Sparse Efficient LLM Kernels
🔗 Source: arXiv
Sparser, Faster, Lighter Transformer Language Models
🚀 Technical Novelty
- Mechanism: Introduces TwELL (Tile-wise ELLPACK) sparse packing format and fused CUDA kernels that eliminate index-management overhead, enabling efficient execution of entire gated feed-forward blocks in just two kernel launches per layer.
- Nuance: Unlike prior sparse methods that suffered from GPU hardware/software mismatches or required heavy architectural deviations, this work targets compute-bound GEMM operations in batched settings, directly bridging the gap between unstructured sparsity and modern Tensor Core pipelines.
💡 Yield
- Mild L1 regularization induces >99% activation sparsity across feed-forward layers with negligible downstream performance degradation.
- Delivers up to 20.5% inference speedup and 21.9% training speedup at billion-parameter scales, alongside substantial reductions in energy consumption and intermediate activation memory footprint.
- Demonstrates that computational unevenness across network layers and natural language data can be systematically exploited for scalable efficiency gains without altering core model architectures.
⚠️ Limitations
- Requires mitigation strategies (e.g., dead-neuron handling) to maintain performance at extreme sparsity levels, as noted in preliminary results.

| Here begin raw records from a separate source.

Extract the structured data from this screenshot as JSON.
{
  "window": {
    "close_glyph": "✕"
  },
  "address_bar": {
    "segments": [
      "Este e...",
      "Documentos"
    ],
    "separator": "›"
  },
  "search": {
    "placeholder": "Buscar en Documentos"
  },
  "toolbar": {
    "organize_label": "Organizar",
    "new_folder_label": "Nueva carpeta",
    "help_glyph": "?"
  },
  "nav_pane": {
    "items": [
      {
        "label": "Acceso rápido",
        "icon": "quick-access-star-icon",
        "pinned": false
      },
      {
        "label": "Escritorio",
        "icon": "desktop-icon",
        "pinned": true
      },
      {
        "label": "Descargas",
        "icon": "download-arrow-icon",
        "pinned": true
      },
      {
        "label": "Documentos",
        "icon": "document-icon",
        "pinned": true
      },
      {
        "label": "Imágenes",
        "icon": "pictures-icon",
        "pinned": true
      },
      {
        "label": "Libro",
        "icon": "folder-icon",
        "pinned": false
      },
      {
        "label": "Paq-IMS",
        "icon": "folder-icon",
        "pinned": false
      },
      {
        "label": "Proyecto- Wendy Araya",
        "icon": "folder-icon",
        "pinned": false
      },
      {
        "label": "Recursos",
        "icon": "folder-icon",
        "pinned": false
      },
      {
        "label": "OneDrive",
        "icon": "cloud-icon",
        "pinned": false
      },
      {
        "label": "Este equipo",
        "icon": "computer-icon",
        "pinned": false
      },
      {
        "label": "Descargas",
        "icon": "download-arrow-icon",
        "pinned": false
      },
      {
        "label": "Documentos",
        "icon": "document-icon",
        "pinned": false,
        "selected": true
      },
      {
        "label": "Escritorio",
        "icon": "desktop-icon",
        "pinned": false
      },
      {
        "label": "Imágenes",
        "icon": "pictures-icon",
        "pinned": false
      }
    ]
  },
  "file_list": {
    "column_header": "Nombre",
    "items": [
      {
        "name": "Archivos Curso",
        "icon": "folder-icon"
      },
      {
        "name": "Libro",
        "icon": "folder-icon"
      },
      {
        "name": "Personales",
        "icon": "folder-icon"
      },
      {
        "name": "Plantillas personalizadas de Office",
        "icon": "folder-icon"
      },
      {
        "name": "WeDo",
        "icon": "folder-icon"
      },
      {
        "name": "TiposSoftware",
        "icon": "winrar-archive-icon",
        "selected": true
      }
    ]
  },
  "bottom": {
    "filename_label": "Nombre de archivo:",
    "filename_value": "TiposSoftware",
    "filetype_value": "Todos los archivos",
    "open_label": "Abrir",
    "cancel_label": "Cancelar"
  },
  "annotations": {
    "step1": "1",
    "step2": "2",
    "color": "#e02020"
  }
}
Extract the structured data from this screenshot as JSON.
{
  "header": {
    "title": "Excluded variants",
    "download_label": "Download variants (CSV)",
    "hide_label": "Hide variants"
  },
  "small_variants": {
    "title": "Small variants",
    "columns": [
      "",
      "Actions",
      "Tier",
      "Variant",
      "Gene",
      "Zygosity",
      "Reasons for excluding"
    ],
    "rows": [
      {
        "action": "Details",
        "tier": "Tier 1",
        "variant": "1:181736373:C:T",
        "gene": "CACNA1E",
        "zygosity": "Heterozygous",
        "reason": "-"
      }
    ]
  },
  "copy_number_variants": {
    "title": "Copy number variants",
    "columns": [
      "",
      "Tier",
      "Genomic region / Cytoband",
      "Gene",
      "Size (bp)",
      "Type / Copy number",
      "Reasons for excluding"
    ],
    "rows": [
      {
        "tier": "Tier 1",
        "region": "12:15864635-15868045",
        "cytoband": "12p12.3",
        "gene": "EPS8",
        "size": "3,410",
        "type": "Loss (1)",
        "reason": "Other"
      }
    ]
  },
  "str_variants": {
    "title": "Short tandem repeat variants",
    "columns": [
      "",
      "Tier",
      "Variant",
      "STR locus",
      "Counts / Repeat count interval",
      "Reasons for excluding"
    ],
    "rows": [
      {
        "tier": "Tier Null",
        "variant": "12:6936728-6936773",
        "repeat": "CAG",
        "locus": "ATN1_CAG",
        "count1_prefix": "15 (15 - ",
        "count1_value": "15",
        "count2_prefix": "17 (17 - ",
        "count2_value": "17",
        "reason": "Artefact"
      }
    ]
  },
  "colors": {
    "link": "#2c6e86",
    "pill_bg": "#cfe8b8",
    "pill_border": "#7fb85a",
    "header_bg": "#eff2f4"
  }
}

- Relies on ReLU activations for sparsity induction, which may diverge from smoother activation functions (e.g., SiLU) adopted in some contemporary architectures, though bridging techniques are acknowledged.
- Primarily optimized for NVIDIA H100 GPUs and batched inference/training workloads; broader cross-platform or attention-sparsity integration is deferred to future work.